The U.S. Department of Energy’s Office of Science has awarded two Office of Biological and Environmental Research (BER) grants for under-represented research within the Atmospheric System Research (ASR) program. The grants support the Atmospheric Radiation Measurement (ARM) Climate Research Facility’s recently established fixed site in the Azores, known as the Eastern North Atlantic (ENA), and the third and newest ARM Mobile Facility (AMF3) at Oliktok Point, Alaska. Two teams have been awarded funding opportunities to play leadership roles within the ASR community in developing emerging research strategies for these regions. Congratulations to Gijs de Boer, leader of the new Oliktok Point site science team, and Rob Wood, leader of the new ENA site science team.
Gijs de Boer is a scientist with the Cooperative Institute for Research in Environmental Sciences (CIRES), a joint institute between the University of Colorado, Boulder, and the National Oceanic and Atmospheric Administration (NOAA). His current research focus is on understanding lower atmospheric processes central to understanding the life cycle and climatic influence of Arctic clouds. De Boer is the lead principal investigator of the Evaluation of Routine Atmospheric Scientific Measurements using Unmanned Systems (ERASMUS) campaign, to be carried out at Oliktok Point in the coming months. This campaign serves two main purposes: to support the set of atmospheric measurements obtained concurrently by AMF3 at Oliktok Point with measurements from unmanned aircraft; and to evaluate the potential for future routine unmanned aircraft operations to gather atmospheric measurements at Oliktok. De Boer also serves as a co-leader for an ASR Cloud Life Cycle focus group studying the understanding of phase partitioning in clouds.
Rob Wood, University of Washington, is a long-time ARM user. He was the lead principal investigator for the 2-year Clouds, Aerosol, and Precipitation in the Marine Boundary Layer (CAP-MBL) field campaign on Graciosa Island in the Azores.
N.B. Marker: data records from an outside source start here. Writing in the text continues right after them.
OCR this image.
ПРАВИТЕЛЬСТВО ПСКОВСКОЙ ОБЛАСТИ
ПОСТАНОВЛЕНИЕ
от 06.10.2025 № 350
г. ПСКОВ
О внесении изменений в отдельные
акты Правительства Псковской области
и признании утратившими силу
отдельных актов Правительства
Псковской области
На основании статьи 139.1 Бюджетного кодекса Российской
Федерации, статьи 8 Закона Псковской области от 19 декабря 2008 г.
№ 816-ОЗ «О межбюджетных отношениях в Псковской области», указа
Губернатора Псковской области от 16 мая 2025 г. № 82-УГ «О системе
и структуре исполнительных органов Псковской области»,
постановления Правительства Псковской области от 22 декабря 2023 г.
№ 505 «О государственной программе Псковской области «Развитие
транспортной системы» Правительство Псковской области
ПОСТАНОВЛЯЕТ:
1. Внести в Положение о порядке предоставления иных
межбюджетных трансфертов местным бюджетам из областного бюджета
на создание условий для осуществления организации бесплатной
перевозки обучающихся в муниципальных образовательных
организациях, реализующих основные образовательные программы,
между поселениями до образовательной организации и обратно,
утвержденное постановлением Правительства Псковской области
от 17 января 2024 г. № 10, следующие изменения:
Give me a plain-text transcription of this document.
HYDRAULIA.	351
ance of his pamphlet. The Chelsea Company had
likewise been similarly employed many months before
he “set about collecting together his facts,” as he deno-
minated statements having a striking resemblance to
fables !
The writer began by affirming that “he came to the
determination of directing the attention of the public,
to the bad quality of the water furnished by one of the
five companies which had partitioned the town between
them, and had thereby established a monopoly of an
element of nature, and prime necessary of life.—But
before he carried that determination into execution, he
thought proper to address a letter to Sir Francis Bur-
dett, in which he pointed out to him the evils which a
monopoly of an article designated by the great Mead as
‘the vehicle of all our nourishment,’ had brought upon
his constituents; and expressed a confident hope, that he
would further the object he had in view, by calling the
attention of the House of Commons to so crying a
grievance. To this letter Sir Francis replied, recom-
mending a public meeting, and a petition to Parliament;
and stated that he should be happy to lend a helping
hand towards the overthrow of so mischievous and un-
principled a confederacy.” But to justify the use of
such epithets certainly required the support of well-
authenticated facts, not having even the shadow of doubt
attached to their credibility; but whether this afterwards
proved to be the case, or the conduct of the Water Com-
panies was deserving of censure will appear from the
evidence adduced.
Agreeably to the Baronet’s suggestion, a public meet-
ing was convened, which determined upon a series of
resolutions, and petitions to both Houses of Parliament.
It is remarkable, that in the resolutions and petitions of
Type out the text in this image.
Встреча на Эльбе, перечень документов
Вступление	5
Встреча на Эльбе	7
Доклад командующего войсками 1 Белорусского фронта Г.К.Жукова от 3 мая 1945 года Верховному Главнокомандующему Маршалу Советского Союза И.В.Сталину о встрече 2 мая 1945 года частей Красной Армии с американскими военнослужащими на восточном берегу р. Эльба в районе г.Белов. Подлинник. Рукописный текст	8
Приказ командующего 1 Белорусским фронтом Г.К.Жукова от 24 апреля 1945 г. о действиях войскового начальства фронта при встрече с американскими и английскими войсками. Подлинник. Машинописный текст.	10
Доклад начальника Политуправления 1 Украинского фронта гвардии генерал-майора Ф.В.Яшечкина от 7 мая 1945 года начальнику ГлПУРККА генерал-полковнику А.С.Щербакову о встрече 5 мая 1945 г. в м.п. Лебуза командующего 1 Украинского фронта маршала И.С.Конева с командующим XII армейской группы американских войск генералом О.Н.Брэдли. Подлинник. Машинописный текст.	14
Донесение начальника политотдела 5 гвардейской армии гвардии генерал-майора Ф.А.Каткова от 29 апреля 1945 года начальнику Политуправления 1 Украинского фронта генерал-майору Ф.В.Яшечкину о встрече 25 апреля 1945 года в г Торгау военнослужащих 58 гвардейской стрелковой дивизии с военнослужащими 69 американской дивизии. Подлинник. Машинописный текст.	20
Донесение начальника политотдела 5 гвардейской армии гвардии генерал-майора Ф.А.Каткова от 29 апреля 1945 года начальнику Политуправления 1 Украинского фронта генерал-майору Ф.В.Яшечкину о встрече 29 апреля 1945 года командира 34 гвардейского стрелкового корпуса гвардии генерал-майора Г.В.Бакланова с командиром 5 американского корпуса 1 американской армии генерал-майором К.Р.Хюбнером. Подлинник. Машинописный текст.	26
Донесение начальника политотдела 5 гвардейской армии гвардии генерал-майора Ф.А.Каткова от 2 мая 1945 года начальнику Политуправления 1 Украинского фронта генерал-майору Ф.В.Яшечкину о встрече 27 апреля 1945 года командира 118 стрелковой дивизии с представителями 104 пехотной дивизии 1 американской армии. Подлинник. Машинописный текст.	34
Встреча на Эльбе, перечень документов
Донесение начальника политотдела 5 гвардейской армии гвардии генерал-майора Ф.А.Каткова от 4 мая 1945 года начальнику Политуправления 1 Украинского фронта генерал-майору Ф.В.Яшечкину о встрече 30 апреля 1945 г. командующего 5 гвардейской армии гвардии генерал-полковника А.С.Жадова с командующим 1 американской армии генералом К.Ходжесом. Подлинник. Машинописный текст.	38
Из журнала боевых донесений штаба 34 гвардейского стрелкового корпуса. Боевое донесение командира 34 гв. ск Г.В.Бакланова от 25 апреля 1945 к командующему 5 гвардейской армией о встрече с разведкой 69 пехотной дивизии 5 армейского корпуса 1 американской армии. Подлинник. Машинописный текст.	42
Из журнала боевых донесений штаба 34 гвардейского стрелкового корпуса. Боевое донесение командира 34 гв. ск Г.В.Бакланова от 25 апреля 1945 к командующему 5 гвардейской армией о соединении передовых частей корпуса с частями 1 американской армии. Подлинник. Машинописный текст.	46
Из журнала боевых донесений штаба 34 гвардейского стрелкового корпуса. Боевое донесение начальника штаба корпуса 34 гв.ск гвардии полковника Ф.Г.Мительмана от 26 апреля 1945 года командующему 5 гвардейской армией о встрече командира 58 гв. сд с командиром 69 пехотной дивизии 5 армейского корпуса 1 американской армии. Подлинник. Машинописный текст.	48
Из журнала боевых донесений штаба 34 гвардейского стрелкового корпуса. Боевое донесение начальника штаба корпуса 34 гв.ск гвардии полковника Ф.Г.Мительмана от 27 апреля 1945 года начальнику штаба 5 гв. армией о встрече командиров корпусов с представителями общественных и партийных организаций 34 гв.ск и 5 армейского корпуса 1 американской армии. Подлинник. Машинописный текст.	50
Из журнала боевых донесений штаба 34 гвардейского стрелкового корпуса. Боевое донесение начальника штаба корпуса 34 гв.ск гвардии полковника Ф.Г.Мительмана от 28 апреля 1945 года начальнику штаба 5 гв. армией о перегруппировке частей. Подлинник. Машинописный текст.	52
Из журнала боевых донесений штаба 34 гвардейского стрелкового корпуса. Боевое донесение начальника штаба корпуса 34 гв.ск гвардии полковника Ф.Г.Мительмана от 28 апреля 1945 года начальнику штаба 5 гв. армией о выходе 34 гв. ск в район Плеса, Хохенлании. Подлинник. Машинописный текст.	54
Wood also used data from the AMF deployments to study processes controlling the radiative properties and microphysics of marine boundary layer clouds. He is currently co-chair of the ASR Cloud Aerosol Precipitation Interactions (CAPI) Working Group and serves on the ARM Science and Infrastructure Steering Committee and ARM User Executive Committee.
This work was supported by the U.S. Department of Energy’s Office of Science, through the Biological and Environmental Research program as part of the Atmospheric System Research program.